この観音像は弘法大師の作と伝えられています。その当時は真言宗の寺院でした。

本寺であった真言宗円蔵院(南房総市千倉町)所蔵の文書には、「穂田之観音寺分弐貫代」と記された天正18年(1590)の里見義康の寺領安堵状が。徳川氏からは元和4年(1618)以来、5石の寺領が与えられたとのこと。
その後観音寺は、保田の曹洞宗昌竜寺の境外仏堂となりました。
第二次大戦のときは本堂が茅葺だったために、空襲の被害を避ける目的で解体。現在のお堂は昭和30年に新築されたものです。

観音寺

力士の墓と仇討物語

堂内の象鼻と獅子鼻の彫刻は、波の伊八こと初代武志伊八郎の作品。
境内には椎茸栽培の指導者である鈴木初太郎の碑、そして雲ノ戸重右衛門という力士の墓があります。

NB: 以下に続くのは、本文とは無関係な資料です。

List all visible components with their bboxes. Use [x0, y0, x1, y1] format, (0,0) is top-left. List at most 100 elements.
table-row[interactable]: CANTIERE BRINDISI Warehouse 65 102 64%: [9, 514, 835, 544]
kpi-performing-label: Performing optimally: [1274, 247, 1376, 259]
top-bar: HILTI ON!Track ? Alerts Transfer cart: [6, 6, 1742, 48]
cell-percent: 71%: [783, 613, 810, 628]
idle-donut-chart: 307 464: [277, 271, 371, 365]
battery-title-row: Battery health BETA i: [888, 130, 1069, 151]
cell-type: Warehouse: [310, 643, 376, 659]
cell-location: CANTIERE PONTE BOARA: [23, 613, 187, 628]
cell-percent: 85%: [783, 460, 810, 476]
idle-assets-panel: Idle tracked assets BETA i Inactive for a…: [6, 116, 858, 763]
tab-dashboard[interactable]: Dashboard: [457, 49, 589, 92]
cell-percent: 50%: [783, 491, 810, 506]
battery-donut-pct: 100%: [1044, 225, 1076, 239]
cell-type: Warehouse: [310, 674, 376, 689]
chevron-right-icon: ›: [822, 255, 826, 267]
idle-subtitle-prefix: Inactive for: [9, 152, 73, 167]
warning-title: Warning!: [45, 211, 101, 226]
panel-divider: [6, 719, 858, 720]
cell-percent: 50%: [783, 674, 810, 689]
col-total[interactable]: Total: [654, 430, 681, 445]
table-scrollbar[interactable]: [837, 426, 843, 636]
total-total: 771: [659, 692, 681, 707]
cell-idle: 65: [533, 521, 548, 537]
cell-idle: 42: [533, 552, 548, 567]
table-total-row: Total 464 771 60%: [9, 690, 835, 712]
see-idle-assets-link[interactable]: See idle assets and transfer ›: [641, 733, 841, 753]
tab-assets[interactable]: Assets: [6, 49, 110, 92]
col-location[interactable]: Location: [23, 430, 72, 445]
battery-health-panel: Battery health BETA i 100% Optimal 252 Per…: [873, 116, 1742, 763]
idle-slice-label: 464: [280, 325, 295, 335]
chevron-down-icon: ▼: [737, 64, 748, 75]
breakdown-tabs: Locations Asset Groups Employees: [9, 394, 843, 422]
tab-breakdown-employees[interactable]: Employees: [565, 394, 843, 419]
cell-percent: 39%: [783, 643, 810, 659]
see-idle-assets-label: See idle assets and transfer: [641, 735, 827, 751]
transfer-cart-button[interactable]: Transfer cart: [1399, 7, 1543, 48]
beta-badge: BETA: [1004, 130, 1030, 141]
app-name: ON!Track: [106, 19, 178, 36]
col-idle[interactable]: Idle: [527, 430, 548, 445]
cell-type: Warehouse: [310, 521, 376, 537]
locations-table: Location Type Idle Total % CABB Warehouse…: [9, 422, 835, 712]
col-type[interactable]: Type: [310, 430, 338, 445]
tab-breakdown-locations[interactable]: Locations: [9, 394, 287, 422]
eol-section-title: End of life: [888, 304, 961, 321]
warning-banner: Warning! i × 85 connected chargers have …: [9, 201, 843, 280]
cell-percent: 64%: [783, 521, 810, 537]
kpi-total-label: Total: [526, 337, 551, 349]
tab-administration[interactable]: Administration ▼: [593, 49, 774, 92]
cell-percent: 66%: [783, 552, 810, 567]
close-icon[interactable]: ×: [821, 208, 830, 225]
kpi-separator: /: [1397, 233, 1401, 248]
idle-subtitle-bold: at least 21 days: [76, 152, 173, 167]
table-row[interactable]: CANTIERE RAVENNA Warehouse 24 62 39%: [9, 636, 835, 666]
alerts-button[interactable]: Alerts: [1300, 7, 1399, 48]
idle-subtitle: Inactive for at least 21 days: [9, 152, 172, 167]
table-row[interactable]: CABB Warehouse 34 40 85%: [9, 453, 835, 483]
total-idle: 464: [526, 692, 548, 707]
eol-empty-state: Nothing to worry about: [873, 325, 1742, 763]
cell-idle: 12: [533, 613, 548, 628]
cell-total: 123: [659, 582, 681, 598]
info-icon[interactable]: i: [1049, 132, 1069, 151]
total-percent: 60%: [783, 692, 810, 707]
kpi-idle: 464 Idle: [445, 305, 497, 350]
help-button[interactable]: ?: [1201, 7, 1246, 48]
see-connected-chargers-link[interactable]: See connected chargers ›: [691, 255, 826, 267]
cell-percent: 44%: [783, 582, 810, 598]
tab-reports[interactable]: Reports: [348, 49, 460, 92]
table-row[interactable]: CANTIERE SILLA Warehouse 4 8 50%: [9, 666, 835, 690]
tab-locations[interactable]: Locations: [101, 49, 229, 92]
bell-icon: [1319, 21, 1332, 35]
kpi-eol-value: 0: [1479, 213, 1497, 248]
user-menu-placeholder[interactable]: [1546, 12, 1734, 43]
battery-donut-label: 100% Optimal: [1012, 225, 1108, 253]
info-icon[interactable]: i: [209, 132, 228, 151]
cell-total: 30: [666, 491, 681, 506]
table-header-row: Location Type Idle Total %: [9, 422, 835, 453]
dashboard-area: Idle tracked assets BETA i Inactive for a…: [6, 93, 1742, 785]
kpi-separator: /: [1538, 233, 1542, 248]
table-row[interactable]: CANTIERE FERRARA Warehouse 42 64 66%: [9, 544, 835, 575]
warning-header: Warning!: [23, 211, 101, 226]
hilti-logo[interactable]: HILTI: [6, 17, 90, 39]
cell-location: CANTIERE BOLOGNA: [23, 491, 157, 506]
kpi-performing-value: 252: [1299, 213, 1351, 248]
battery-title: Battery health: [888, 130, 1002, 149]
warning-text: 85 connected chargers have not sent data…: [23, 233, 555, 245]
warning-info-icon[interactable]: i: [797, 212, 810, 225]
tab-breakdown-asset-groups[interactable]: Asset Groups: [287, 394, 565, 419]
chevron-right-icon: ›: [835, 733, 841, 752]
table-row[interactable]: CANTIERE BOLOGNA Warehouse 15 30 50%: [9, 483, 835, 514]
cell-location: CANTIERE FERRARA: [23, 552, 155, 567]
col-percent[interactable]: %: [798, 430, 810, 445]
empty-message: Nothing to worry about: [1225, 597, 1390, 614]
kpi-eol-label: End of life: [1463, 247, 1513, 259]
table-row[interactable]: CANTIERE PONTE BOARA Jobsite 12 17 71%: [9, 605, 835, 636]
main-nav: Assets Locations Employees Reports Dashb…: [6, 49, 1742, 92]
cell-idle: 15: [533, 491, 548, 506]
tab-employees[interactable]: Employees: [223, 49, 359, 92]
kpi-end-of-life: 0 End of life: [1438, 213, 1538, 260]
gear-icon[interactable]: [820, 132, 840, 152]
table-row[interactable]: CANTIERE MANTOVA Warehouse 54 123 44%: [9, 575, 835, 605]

享保年間の頃、当地で相撲の興業があったとき、力士・雲ノ戸が相手の滝見山に逆手で投げ殺されてしまいました。この逸話は「保田の羅漢の大相撲」と知られ、のちに雲ノ戸の息子・桂川力蔵が、苦心惨憺の末に滝見山を土俵の上で討ち果たし、仇討を遂げたといわれています。この話は「成田利生記」として講談、芝居になっているとのこと。
観音寺が番外札所となった理由としては、観音霊場決定の集まりに遅れた「朝寝の観音」伝説が伝えられています。